My intent in referring to a possible need for quantum simulation in my previous post was not to get into any such murky questions. Quantum simulation could be necessary for much more mundane things, such as protein folding. Some single protein types fold up different ways depending on details of each molecule's local environment, serving different biological purposes for each state. There will be practical problems in determining just how every protein folds in every circumstance and what the significance of every state is in vivo even with MNT probes. Some states that depend on protein-protein interactions will be disturbed by probes or be too short-lived to observe directly. Even if such knowledge can be obtained through "conventional" MNT, if detailed protein behavior affects mental functioning (e.g. the evolution of synaptic patterns) , as I think is probable, then protein simulation on Turing machines would consume much more power than the simulation of the neurons themselves.

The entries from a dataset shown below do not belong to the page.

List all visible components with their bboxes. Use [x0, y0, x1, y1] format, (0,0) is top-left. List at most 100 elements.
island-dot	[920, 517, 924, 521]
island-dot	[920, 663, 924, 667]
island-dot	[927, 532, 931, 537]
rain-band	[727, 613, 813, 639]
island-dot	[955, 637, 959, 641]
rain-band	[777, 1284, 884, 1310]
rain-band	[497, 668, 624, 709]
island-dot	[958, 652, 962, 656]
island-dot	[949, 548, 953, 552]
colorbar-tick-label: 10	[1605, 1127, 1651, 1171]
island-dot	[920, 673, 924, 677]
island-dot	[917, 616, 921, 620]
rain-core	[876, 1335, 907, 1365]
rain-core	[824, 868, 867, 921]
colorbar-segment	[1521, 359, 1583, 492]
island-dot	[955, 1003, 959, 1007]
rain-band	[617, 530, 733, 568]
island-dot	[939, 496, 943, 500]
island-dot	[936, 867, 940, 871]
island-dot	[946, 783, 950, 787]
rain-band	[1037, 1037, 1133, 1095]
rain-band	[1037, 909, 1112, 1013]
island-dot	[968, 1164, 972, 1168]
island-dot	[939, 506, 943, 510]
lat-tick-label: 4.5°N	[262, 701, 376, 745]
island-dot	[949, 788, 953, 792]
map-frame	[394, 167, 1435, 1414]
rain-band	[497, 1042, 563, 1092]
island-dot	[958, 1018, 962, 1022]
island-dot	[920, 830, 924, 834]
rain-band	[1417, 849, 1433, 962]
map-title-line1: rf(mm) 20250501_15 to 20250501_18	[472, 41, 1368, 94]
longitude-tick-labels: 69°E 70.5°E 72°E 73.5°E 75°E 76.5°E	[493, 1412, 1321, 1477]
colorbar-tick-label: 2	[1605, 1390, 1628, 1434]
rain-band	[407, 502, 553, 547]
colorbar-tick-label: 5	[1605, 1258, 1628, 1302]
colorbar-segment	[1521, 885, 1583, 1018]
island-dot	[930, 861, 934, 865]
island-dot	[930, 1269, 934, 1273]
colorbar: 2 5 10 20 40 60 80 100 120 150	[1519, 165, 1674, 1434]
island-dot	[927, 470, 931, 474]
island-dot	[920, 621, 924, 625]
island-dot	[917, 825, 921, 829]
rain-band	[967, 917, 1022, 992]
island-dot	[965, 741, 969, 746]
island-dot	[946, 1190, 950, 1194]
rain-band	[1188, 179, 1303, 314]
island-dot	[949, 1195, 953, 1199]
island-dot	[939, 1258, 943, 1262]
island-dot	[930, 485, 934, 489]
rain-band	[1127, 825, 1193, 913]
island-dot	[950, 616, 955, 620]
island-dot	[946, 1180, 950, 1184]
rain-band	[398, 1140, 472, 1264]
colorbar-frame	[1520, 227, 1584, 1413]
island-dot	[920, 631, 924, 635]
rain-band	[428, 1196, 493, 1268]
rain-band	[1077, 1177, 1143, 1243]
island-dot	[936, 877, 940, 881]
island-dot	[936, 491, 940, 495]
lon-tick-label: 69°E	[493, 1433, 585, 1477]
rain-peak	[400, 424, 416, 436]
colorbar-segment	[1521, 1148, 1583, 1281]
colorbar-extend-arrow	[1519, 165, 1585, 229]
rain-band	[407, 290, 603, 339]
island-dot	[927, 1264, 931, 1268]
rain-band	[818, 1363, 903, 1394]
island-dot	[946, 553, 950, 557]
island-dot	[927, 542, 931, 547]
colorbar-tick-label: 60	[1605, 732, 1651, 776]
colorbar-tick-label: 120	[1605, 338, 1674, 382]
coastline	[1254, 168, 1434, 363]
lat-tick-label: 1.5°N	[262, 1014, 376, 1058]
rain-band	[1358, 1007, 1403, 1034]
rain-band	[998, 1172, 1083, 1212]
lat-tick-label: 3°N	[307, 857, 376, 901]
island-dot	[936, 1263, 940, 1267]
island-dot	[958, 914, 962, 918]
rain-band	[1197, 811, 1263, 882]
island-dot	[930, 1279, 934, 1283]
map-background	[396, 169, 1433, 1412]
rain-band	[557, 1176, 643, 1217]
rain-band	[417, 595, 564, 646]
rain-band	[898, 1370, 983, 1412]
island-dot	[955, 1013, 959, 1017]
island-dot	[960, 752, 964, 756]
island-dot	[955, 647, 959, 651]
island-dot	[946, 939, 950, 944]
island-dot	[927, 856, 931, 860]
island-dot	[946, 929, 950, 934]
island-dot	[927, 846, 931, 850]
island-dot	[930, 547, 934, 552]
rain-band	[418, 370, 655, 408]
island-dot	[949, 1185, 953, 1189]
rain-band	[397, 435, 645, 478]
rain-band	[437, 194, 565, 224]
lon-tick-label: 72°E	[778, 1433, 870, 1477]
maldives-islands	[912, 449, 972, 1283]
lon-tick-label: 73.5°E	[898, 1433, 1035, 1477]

Small, long-coherence, high-qbit quantum computers may be necessary to simulate brains, and are likely to be useful.
May 10th, 2001 at 5:45 PM
Re:No AI but CAI maybe…
Augmenting the human brain to allow it to work better, faster, etcetera is an admirable goal, but there is still a need to develop distinct entities (AIs) capable of reasoning from a new perspective.
As I like to tell my associates when the subject comes up, my goal is not to create artificial humanity. It is to create an adaptive and unique synthetic intelligence.
The true strength of such such machines is that they will be able to process information in ways that are fundamentally different from how we do it. This new perspective will offer fresh points of view when solving tough problems, and the time and effort needed to create them will be repaid in countless ways as the technology matures.